Rache - 01 - Im Herzen die Rache
Ihr Cape klebte voll Schnee.
»Willst du meine Jacke haben?«, fragte er und begann, sie auszuziehen.
»Das wird nicht viel nützen«, antwortete sie und zeigte auf den tropfnassen Kragen.
»Lass uns zurück zu meinem Wagen gehen.« Chase nahm ihre Hand und spürte zu seiner Überraschung, dass sie ganz warm war.
Sie rannten durch die Straßen zurück, lachend und außer Atem. Die Heizung im Kombi brauchte eine Ewigkeit, um endlich in die Gänge zu kommen; sie saßen zusammengekauert auf dem Vordersitz, wo Chase Tys Hände rieb, obwohl ihre sich wärmer anfühlten als seine. Das Herz pochte laut in seiner Brust. Er war sich sicher, dass sie es hören konnte.
»Wo soll’s hingehen?« Er hoffte inständig, dass sie ihn nicht bitten würde, sie nach Hause zu fahren. Er wollte für immer bei ihr bleiben.
»Ich will gern wissen, wie es ist, Chase Singer zu sein. Lass uns zurück zu dir fahren.« Sie lächelte und zwirbelte eine Strähne feuchtes Haar um ihren Zeigefinger.
»Alles klar, okay.«
Wie schon zuvor verwandelte ihre strahlende, heitere Anwesenheit sein winziges Zuhause in einen weniger trostlosen und beengenden Ort.
»Lust auf heiße Schokolade? Ich mache sie so für dich, wie meine Mom sie immer für mich macht«, sagte er und legte schon die Zutaten auf der Küchentheke zurecht. Sie lächelte und trat hinter ihn an den winzigen unförmigen Herd, während er die Milch in einem kleinen Topf erwärmte, den Kakao hinzufügte und dann eine Prise Zimt, eine Prise Cayennepfeffer und einen Teelöffel Honig dazugab.
»Süß und scharf, mh?« Sie hielt die Nase in ihren Becher und atmete tief ein.
»Das ist das Geheimnis«, antwortete Chase und lehnte sich an die wackelige Linoleumtheke. Ty stand vor ihm, beide Hände um ihren Becher gelegt (auf dem in kitschiger rosa Schrift »Wenn die besten Jahre vorbei sind, geht’s erst richtig los« stand – ein Geschenk zum vierzigsten Geburtstag seiner Mom). Ihre Wangen waren ganz rosig und sie blickte ihn glücklich an. Jetzt! Sie wollte, dass er sie küsste.
Chase stellte seinen Becher ab und räusperte sich. Dann neigte er, die Hände fest um den Rand der Theke hinter sich gepresst, den Kopf zu ihr hin. Er konnte praktisch schon ihre weichen Lippen auf seinen spüren.
Doch Ty schnellte zurück wie ein Maßband in sein Gehäuse. Sie sah ihn erschrocken an und stellte ihren Becher hin.
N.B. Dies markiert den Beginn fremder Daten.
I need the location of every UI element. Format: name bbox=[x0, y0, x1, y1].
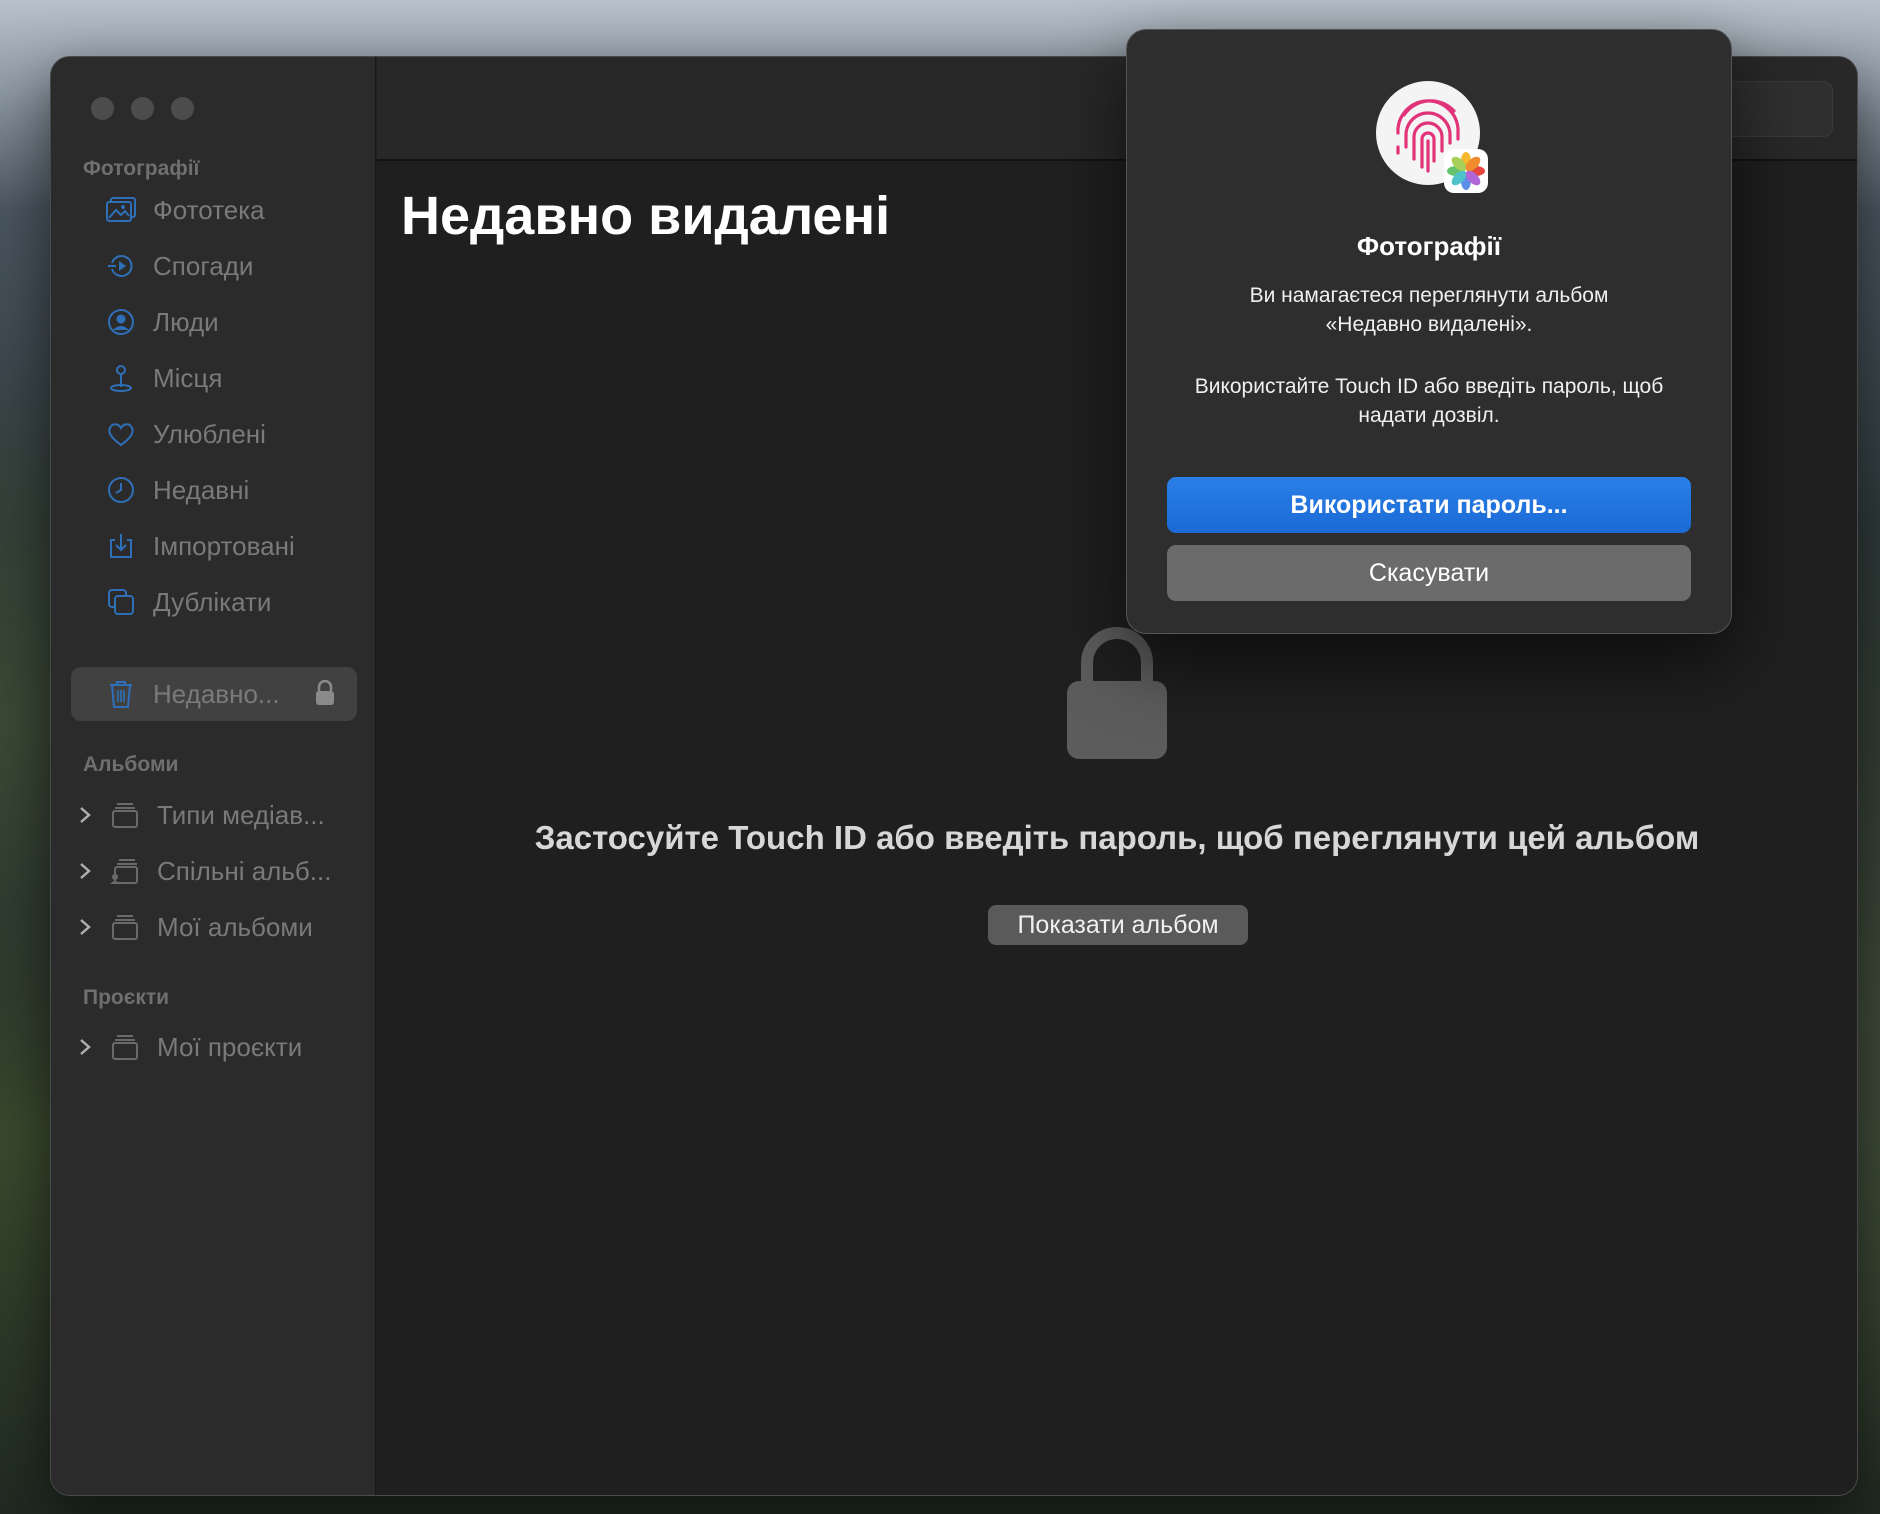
sidebar-item-label: Імпортовані bbox=[153, 530, 295, 561]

»Ich kann nicht – ich kann nicht länger bleiben«, sagte sie leise. Kurz darauf befand sich der Rest ihrer heißen Schokolade auf dem Tisch und sie stand wieder im Mantel an der Tür und fuhr sich nervös mit der Hand durch die langen roten Haare. »Tut mir leid. Gute Nacht.« Dann trat sie hinaus.
»Warte, Ty!« Chase lief ihr nach. »Entschuldige«, sagte er und schob die nackten Füße in seine nassen Stiefel, die noch voller Schnee waren. »Ich wollte es nicht vermasseln.«
Doch als er die Vordertreppe des Wohnwagens erreichte, war sie schon fort. Es war ihm rätselhaft, wie sie so schnell verschwinden konnte, und er fragte sich, ob sie vielleicht ein Auto angehalten hatte oder ob ihre Cousinen draußen auf sie gewartet hatten.
Er blickte sich um. Bei den Hendersons auf der anderen Seite der Anlage brannte Licht und in der Ferne erkannte er ein paar kahle Bäume. Sonst war alles einfach nur matschig grau-weiß. Die ganze Wohnwagensiedlung kam ihm plötzlich kalt und verlassen vor: als sei etwas Wunderbares darin ausgelöscht worden.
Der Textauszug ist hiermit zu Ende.